Bean salad with chorizo.

Bean Salad with Chorizo
Ensalada de Alubias con Taquillos de Chorizo

Serves 6 to 8 as a side dish.

1 pound pinto or red kidney beans, soaked overnight
1 bay leaf
1 teaspoon salt
½ cup chopped flat-leaf parsley
½ teaspoon oregano, crumbled
1/8 teaspoon cumin seeds
½ cup chopped onion
¼ cup chopped red bell pepper
1 cup Spanish hard chorizo, cut in ¼ -inch dice (4 ounces)
¼ cup olive oil
¼ cup wine vinegar
freshly ground black pepper
¼ cup Spanish empeltre olives or other black olives
2 hard-cooked eggs, quartered
lettuce leaves
sliced radishes

Drain the beans and put them in a pot with water to cover, bay leaf, and salt. Bring to a boil, skim, then simmer, covered, until beans are tender, 1 to 2 hours. Drain the beans and place in a bowl.

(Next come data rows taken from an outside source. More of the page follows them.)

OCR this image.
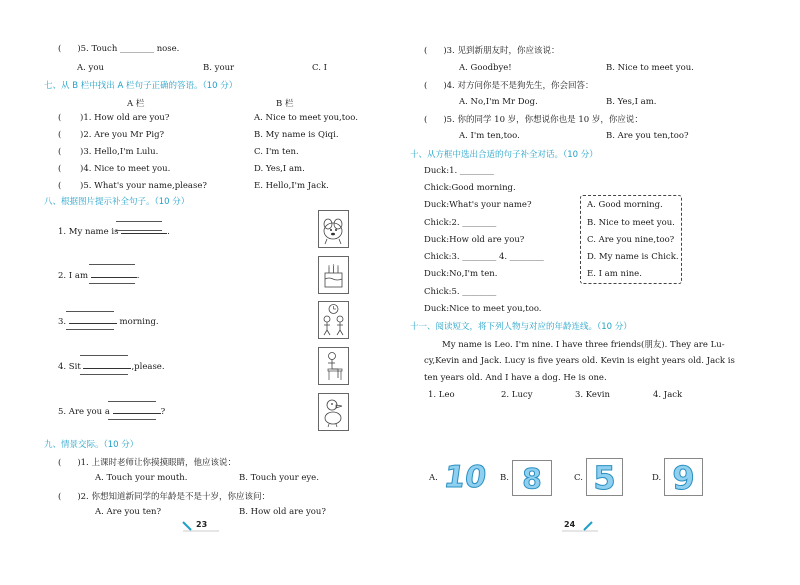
( )5. Touch ________ nose.
A. you	B. your	C. I
七、从 B 栏中找出 A 栏句子正确的答语。（10 分）
A 栏	B 栏
( )1. How old are you?	A. Nice to meet you,too.
( )2. Are you Mr Pig?	B. My name is Qiqi.
( )3. Hello,I'm Lulu.	C. I'm ten.
( )4. Nice to meet you.	D. Yes,I am.
( )5. What's your name,please?	E. Hello,I'm Jack.
八、根据图片提示补全句子。（10 分）
1. My name is	.
2. I am	.
3.	morning.
4. Sit	,please.
5. Are you a	?
九、情景交际。（10 分）
( )1. 上课时老师让你摸摸眼睛，他应该说：
A. Touch your mouth.	B. Touch your eye.
( )2. 你想知道新同学的年龄是不是十岁，你应该问：
A. Are you ten?	B. How old are you?
23
( )3. 见到新朋友时，你应该说：
A. Goodbye!	B. Nice to meet you.
( )4. 对方问你是不是狗先生，你会回答：
A. No,I'm Mr Dog.	B. Yes,I am.
( )5. 你的同学 10 岁，你想说你也是 10 岁，你应说：
A. I'm ten,too.	B. Are you ten,too?
十、从方框中选出合适的句子补全对话。（10 分）
Duck:1. ________
Chick:Good morning.
Duck:What's your name?
Chick:2. ________
Duck:How old are you?
Chick:3. ________ 4. ________
Duck:No,I'm ten.
Chick:5. ________
Duck:Nice to meet you,too.
A. Good morning.
B. Nice to meet you.
C. Are you nine,too?
D. My name is Chick.
E. I am nine.
十一、阅读短文，将下列人物与对应的年龄连线。（10 分）
My name is Leo. I'm nine. I have three friends(朋友). They are Lu-
cy,Kevin and Jack. Lucy is five years old. Kevin is eight years old. Jack is
ten years old. And I have a dog. He is one.
1. Leo	2. Lucy	3. Kevin	4. Jack
A. 10	B. 8	C. 5	D. 9
24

Add the parsley, oregano, cumin seeds, onion, pepper, chorizo, oil, and vinegar. Add salt and pepper to taste and combine well.  Cover and refrigerate for at least two hours or up to 24 hours.

Allow to stand at room temperature 30 minutes. Place the beans on a platter. Garnish with olives, quartered eggs, lettuce leaves, and radishes.


  1. A beautiful salad and an outstanding photograph. I would have to say that I like chorizo more than jamón but don't make me choose between one or the other. I always have both on hand.

    I really miss going to Salumi in Seattle. The first time I went I had no idea that Mario Batali's parents ran the joint. I saw one of his cookbooks on the counter and I said, "I love that guy's show." I'm just glad Gordon Ramsey's parents don't run it because that guy I can definitely live without (and his food is atrocious).

  2. Leftbanker: Thanks for the compliment about my photo. I'm getting to know my new camera. Seattle also has The Spanish Table, where you can find just about everything you need to cook Spanish.

  3. Ooh, my suegros make their own chorizo and it's delicious. However, they also make their own salchichon, which is my favorite. Now I'm salivating.

    Also, that salad looks amazing and oh-so-Spanish.

    1. Kaley: Do the suegros make sausages commercially? How wonderful to have home-made chorizo in the family!

    2. Not commercially, just for themselves. Yum! Here's a picture of my boyfriend "quitando el moho":

  4. Despana Brand Foods in NYC also makes great chorizo. We had some of their chistorra warmed in my fireplace the other night with a glass of cava -- perfect!